What new “family movie” movie offers a caution to viewers because of “a depiction of an abusive household including references to wife beating and child abuse; depiction of cruelty to animals…”?

Benji Off the Leash has film critic Steven D. Greydanus fuming.

And is anybody else a bit surprised at this family-friendly film’s slogan? “Rules are made to be housebroken.”

Here are a few excerpts from Steven’s review:

Benji Off the Leash is undoubtedly the first dog movie ever made that thinks that a happy ending for a boy and his dog is not for the boy to get to keep the dog, but for the dog to go off to Hollywood to make a motion picture. It may also be the first family film in which the happy ending involves the father getting arrested and taken away from his wife and son. On both counts, God willing, it should also be the last.

I’m sure you’ll be edified to learn that when those two buffoonish dogcatchers take a pratfall in a field, that’s good clean mud they’re rolling in, not dog poop. But when the dogcatchers show up in their next scene with inexplicably immaculate uniforms and faces, it’s clear that, despite its independent pedigree, Off the Leash! is as sloppily crafted as any big-studio product from the Hollywood family-film puppy mill.

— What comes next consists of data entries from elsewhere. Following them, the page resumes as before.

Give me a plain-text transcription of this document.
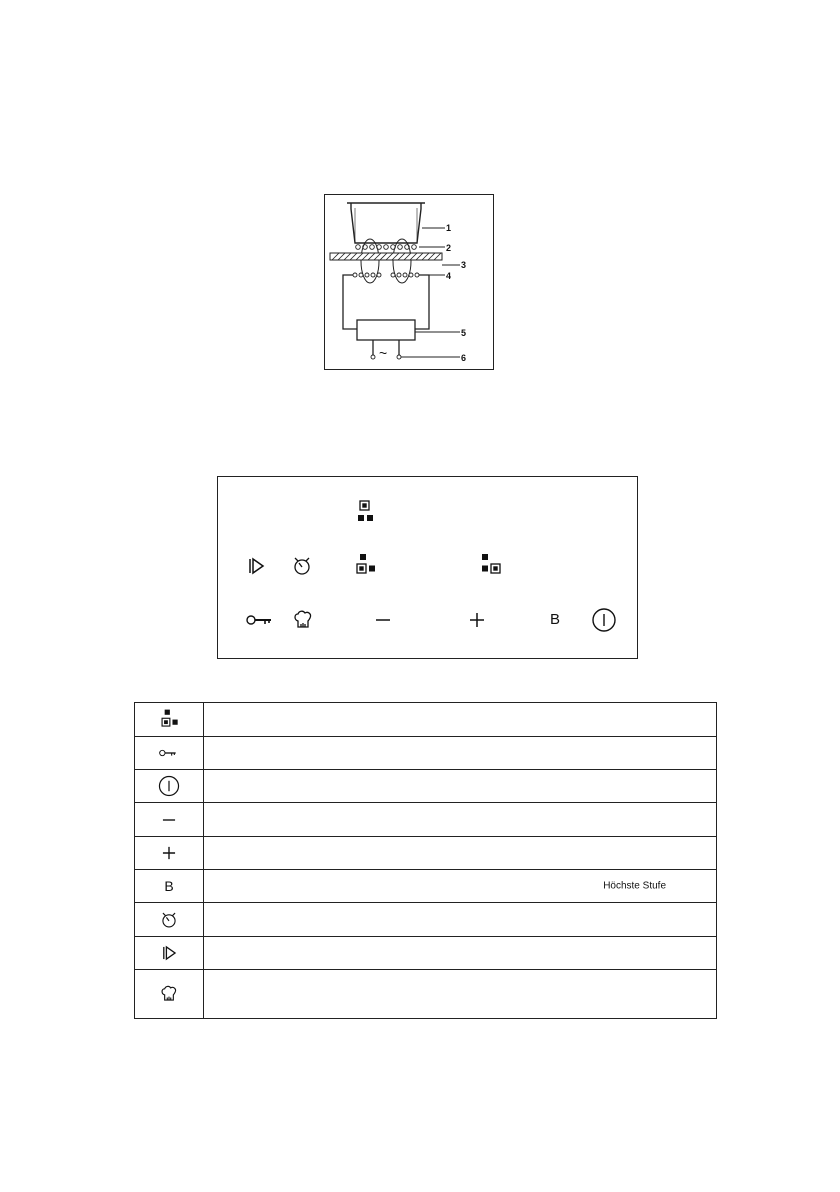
~
1
2
3
4
5
6
B

B	Höchste Stufe
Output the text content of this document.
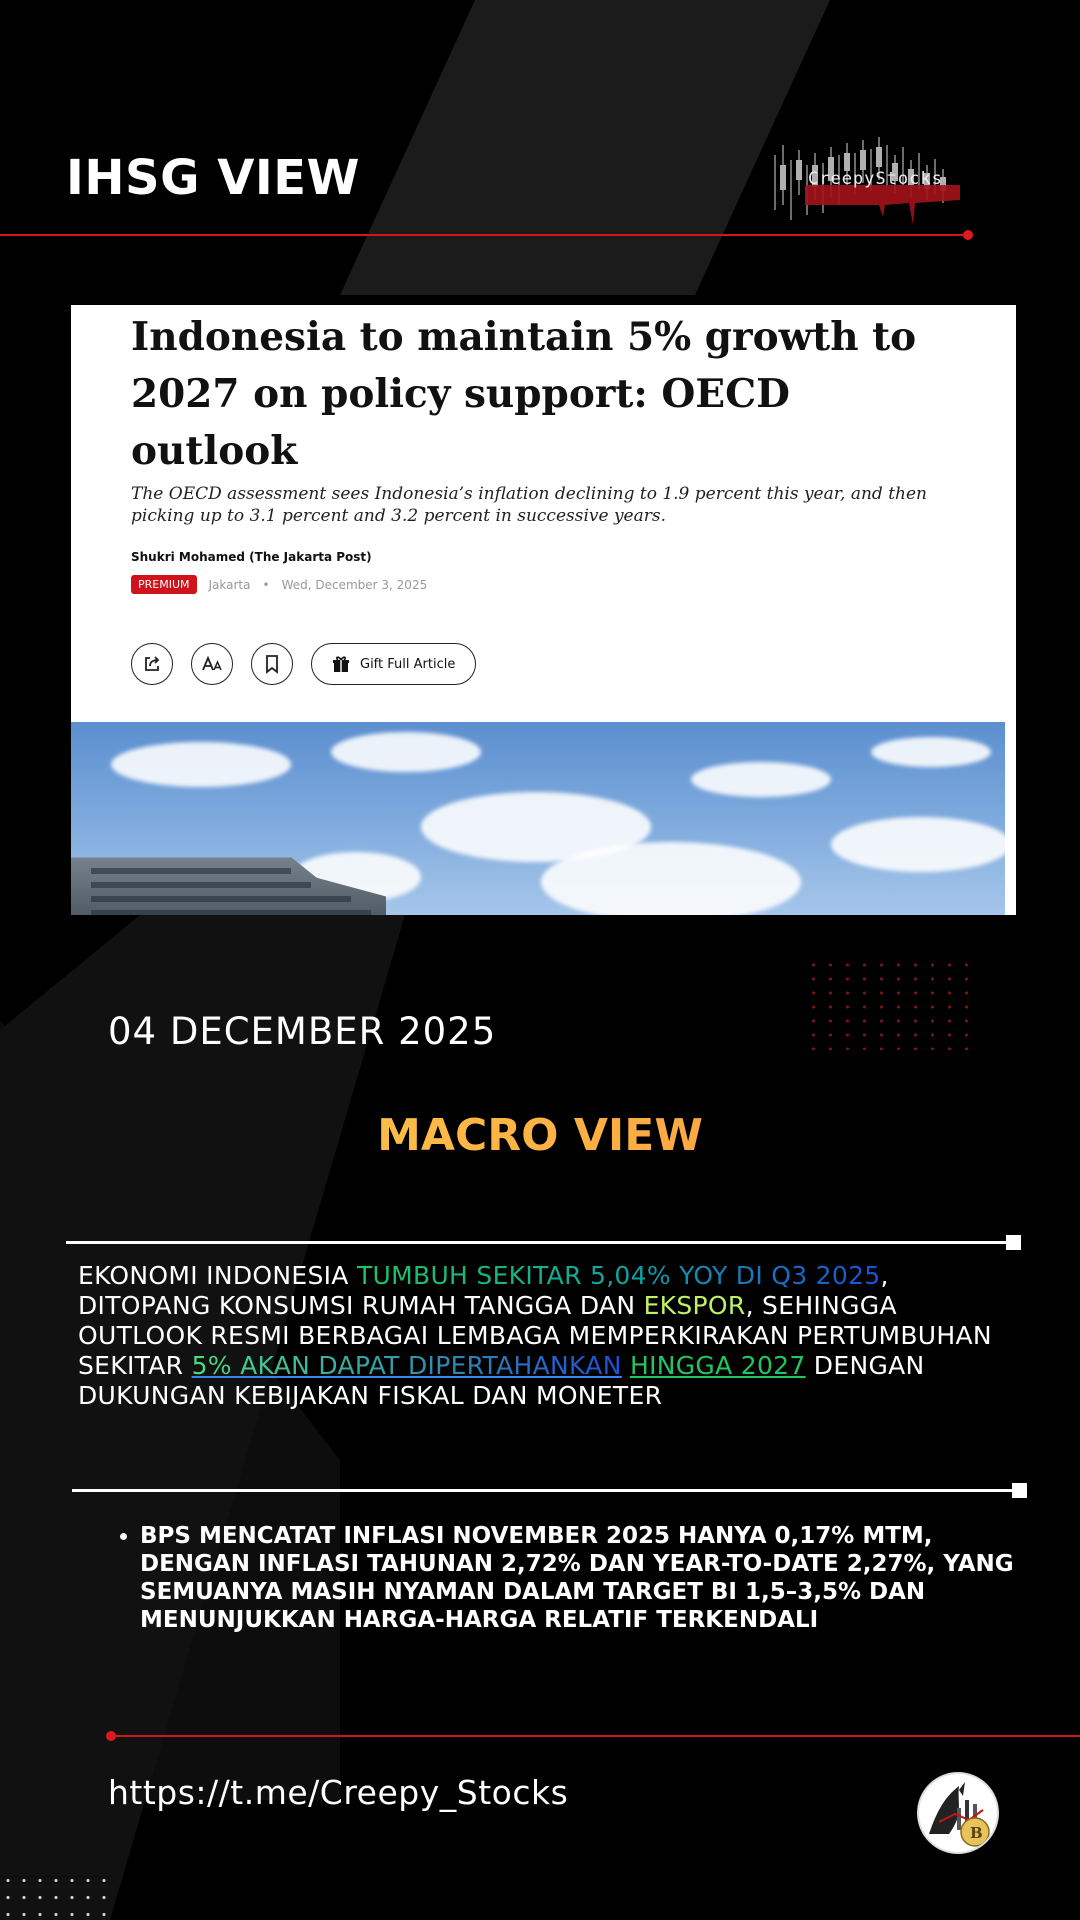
IHSG VIEW	CreepyStocks
Indonesia to maintain 5% growth to 2027 on policy support: OECD outlook

The OECD assessment sees Indonesia’s inflation declining to 1.9 percent this year, and then picking up to 3.1 percent and 3.2 percent in successive years.

Shukri Mohamed (The Jakarta Post)
PREMIUM	Jakarta • Wed, December 3, 2025
Gift Full Article
04 DECEMBER 2025
MACRO VIEW

EKONOMI INDONESIA TUMBUH SEKITAR 5,04% YOY DI Q3 2025, DITOPANG KONSUMSI RUMAH TANGGA DAN EKSPOR, SEHINGGA OUTLOOK RESMI BERBAGAI LEMBAGA MEMPERKIRAKAN PERTUMBUHAN SEKITAR 5% AKAN DAPAT DIPERTAHANKAN HINGGA 2027 DENGAN DUKUNGAN KEBIJAKAN FISKAL DAN MONETER

• BPS MENCATAT INFLASI NOVEMBER 2025 HANYA 0,17% MTM, DENGAN INFLASI TAHUNAN 2,72% DAN YEAR-TO-DATE 2,27%, YANG SEMUANYA MASIH NYAMAN DALAM TARGET BI 1,5–3,5% DAN MENUNJUKKAN HARGA-HARGA RELATIF TERKENDALI
https://t.me/Creepy_Stocks
B
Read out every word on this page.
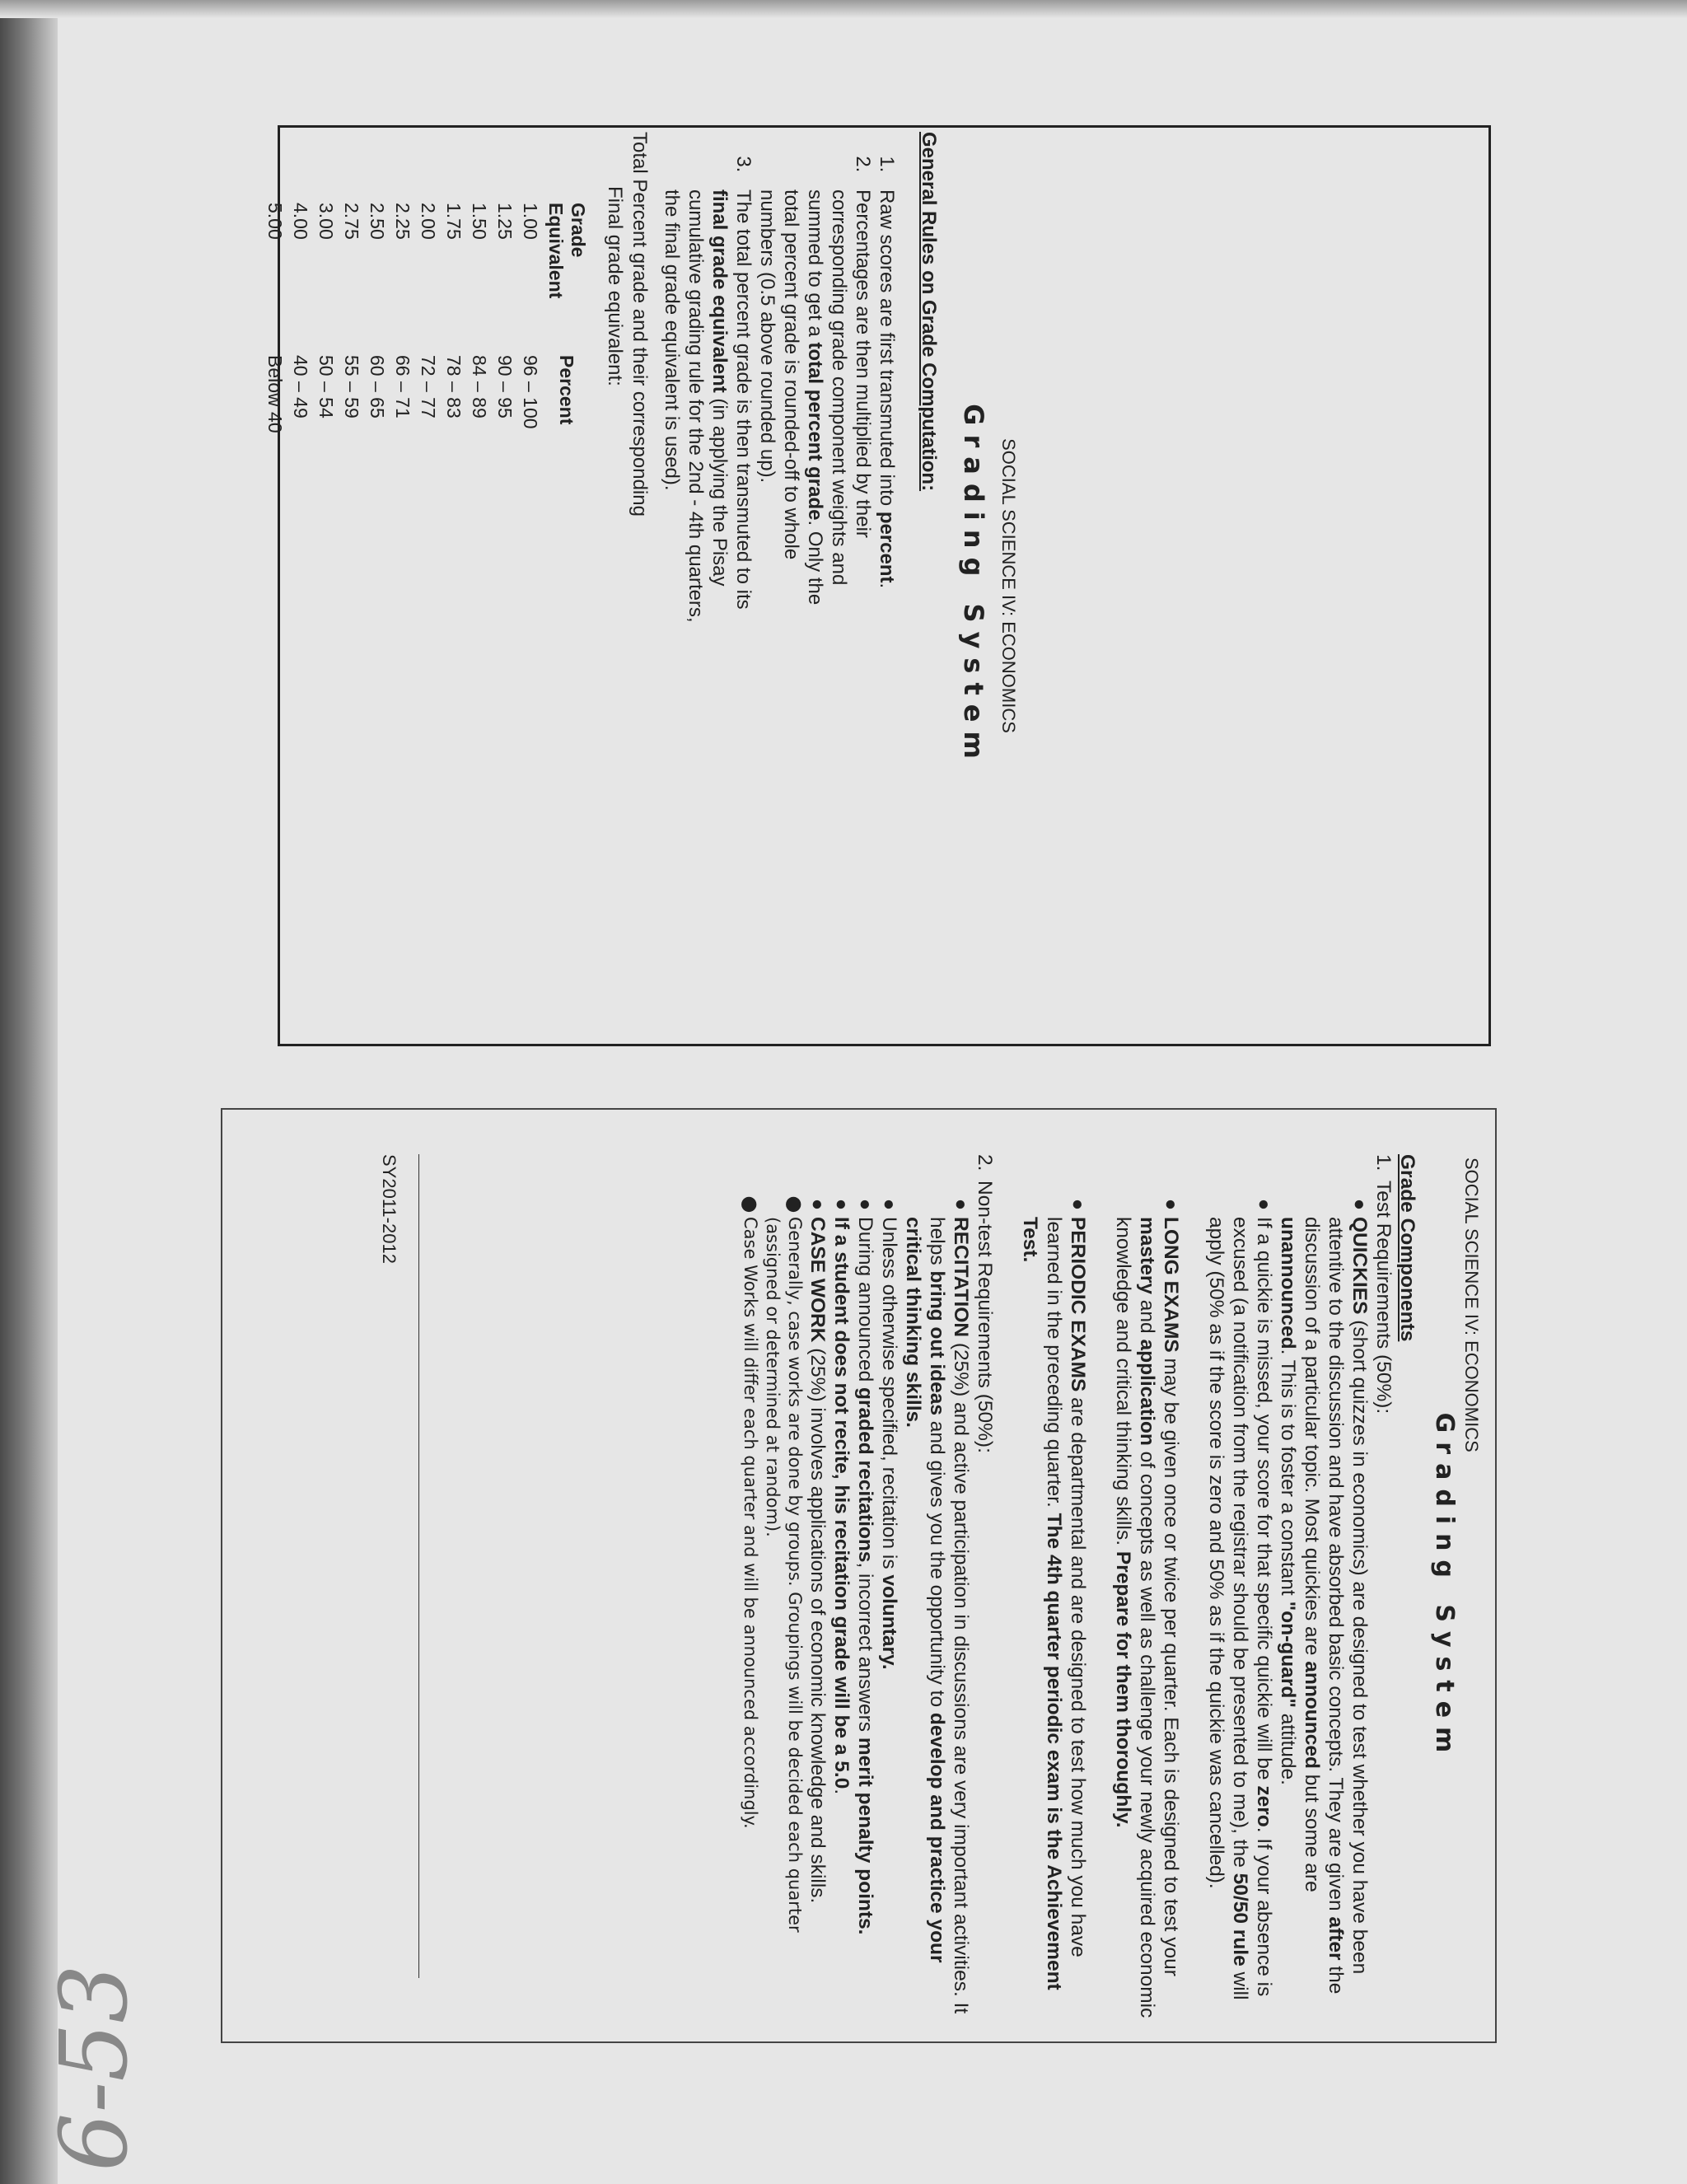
6-53
SOCIAL SCIENCE IV: ECONOMICS
Grading System
General Rules on Grade Computation:
1. Raw scores are first transmuted into percent.
2. Percentages are then multiplied by their corresponding grade component weights and summed to get a total percent grade. Only the total percent grade is rounded-off to whole numbers (0.5 above rounded up).
3. The total percent grade is then transmuted to its final grade equivalent (in applying the Pisay cumulative grading rule for the 2nd - 4th quarters, the final grade equivalent is used).
Total Percent grade and their corresponding
Final grade equivalent:
Grade Equivalent	Percent
1.00	96 – 100
1.25	90 – 95
1.50	84 – 89
1.75	78 – 83
2.00	72 – 77
2.25	66 – 71
2.50	60 – 65
2.75	55 – 59
3.00	50 – 54
4.00	40 – 49
5.00	Below 40
SOCIAL SCIENCE IV: ECONOMICS
Grading System
Grade Components
1.
Test Requirements (50%):
●
QUICKIES (short quizzes in economics) are designed to test whether you have been attentive to the discussion and have absorbed basic concepts. They are given after the discussion of a particular topic. Most quickies are announced but some are unannounced. This is to foster a constant "on-guard" attitude.
●
If a quickie is missed, your score for that specific quickie will be zero. If your absence is excused (a notification from the registrar should be presented to me), the 50/50 rule will apply (50% as if the score is zero and 50% as if the quickie was cancelled).
●
LONG EXAMS may be given once or twice per quarter. Each is designed to test your mastery and application of concepts as well as challenge your newly acquired economic knowledge and critical thinking skills. Prepare for them thoroughly.
●
PERIODIC EXAMS are departmental and are designed to test how much you have learned in the preceding quarter. The 4th quarter periodic exam is the Achievement Test.
2.
Non-test Requirements (50%):
●
RECITATION (25%) and active participation in discussions are very important activities. It helps bring out ideas and gives you the opportunity to develop and practice your critical thinking skills.
●
Unless otherwise specified, recitation is voluntary.
●
During announced graded recitations, incorrect answers merit penalty points.
●
If a student does not recite, his recitation grade will be a 5.0.
●
CASE WORK (25%) involves applications of economic knowledge and skills.
●
Generally, case works are done by groups. Groupings will be decided each quarter (assigned or determined at random).
●
Case Works will differ each quarter and will be announced accordingly.
SY2011-2012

Some families who saw Two Brothers found the tigers’ hard-knocks lives too stressful for young or sensitive children. They had better watch out for Off the Leash!, which opens with Hatchett hurling an adorable puppy across the room, and largely centers on the plight of the puppy’s overbred mother, who spends most of the film in a pitiful state, near death, too sick and dispirited to move.

First came Hidalgo and Spirit: Stallion of the Cimarron, celebrating the bond between horses and humans by telling us that what our horses really want is to be wild and free. Now we have the limpest, dodgiest family film since Kangaroo Jack telling us that a dog would rather star in a movie than belong to a boy. Poor Lassie, wasting the best years of her life with Timmy when she could have been in pictures.

I applaud Joe Camp’s principles. I deplore his execution. He is right that families deserve better than “vacuous and safe” pap. Vacuous and unsafe is not a step in the right direction.